Yesterday, the Academy of Motion Picture Arts and Sciences responded to criticism from its own members regarding damaging portrayals of Asians at its televised 88th Oscars ceremony. Now, in The New Republic, Elaine Teng explains just how Hollywood should go about making sure its portrayals of Asian characters are anything but damaging.

The only way to increase awareness is to have more people of diverse backgrounds working in Hollywood. But according to Nancy Yuen, a sociology professor at Biola University whose upcoming book chronicles racism in Hollywood, Asian American actors are still struggling to break stereotypes. “Asian American actors have told me they are just seen for their race,” she said. “There’s less specificity in the casting calls, just for ‘Asian man.’ Usually casting calls specify if they want character actors or leading men, but with Asian actors they see both types across ages, from 20 to 50. And if you’re looking for a villain, any Asian will do.”

Kaitlyn Aurelia Smith is an electronic musician who lives in Los Angeles and uses a Buchla 100 Series Modular Electronic Music System, also known as a music easel. Laura Snapes at Pitchfork interviews her in anticipation of her upcoming album, Ears, which is Smith’s first album to pair the Buchla with non-electronic instruments (other than Smith’s often modified voice).

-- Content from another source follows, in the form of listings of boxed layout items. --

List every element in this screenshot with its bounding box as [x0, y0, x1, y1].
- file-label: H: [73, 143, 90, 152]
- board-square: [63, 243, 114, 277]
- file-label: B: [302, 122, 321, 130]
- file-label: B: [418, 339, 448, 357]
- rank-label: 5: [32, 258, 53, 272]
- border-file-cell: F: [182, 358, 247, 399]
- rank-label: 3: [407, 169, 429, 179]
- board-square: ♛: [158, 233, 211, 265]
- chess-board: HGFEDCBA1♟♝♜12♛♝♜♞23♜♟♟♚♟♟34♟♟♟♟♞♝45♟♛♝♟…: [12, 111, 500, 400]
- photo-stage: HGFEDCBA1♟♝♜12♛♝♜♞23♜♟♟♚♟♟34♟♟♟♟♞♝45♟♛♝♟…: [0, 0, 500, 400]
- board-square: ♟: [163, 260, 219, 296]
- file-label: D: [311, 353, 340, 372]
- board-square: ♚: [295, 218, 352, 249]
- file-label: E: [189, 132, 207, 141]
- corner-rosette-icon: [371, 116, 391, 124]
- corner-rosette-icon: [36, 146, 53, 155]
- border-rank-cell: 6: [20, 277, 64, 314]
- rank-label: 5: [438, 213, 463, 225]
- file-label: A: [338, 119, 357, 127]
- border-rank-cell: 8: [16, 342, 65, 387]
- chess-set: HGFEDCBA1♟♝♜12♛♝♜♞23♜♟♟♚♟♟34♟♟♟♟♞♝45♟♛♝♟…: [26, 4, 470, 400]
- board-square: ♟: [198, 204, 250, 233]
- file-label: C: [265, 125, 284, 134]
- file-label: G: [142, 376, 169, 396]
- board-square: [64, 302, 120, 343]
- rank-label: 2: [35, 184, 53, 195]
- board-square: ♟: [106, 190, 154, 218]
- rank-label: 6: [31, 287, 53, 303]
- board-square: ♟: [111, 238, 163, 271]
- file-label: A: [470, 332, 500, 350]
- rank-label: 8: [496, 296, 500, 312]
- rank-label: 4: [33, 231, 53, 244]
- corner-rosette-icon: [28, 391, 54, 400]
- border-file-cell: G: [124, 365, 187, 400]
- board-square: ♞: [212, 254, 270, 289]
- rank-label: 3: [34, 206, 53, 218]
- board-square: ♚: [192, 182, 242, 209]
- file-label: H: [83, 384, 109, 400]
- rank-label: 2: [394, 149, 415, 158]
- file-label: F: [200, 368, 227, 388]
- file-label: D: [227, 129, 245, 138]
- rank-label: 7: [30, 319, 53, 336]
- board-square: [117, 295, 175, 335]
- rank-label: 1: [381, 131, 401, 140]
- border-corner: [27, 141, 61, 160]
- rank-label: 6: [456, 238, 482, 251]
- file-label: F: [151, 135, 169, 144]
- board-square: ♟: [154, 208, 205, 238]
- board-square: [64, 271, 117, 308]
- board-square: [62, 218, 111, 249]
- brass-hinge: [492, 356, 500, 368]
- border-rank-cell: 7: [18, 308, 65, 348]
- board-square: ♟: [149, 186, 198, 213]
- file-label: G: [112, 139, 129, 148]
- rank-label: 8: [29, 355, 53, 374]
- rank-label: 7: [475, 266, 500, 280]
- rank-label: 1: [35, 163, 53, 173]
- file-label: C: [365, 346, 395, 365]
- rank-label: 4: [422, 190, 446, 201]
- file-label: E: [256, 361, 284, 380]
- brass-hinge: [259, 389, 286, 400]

At the record’s heart is a bright and lively primordial pulse, which Smith shapes with mellow woodwind motifs and soothing vocal chants (though what might sound like a flute is actually a tone distilled from her voice, using granular synthesis). It’s meditative, but more indebted to the avant-jazz of Alice Coltrane than, say, Enya. In combining organic and electronic sounds, Smith’s aim was to make listeners “feel like they were in a lush, outdoor environment.”Lastly, the long and scary story of Bloomberg Business writer Dune Lawrence, who found a falsified, damning article about her on a website called TheBlot. Turns out, the site was run by a businessman named Benjamin Wey, whom Lawrence had met in 2010. She’d written a story that he believed to be responsible for a subsequent investigation by the FBI, which prompted his vendetta against her. The resulting “troll” of Lawrence by Wey quickly turns malicious, and caused panic in this writer who, maybe more often than one would advise, writes negatively about things. Wey had already started tweeting that I was implicated in “massive frauds.” When Bloomberg’s lawyers sent him a letter telling him to take down the tweets and stop defaming me, he fired off another long e-mail. “You are a tabloid writer, a sensational woman, a total loser with absolutely no sense of morality,” read the message, which nonetheless went on to say that “this is just the beginning of endless efforts to express our opinions forever, and continues the debates of our differences in civility.”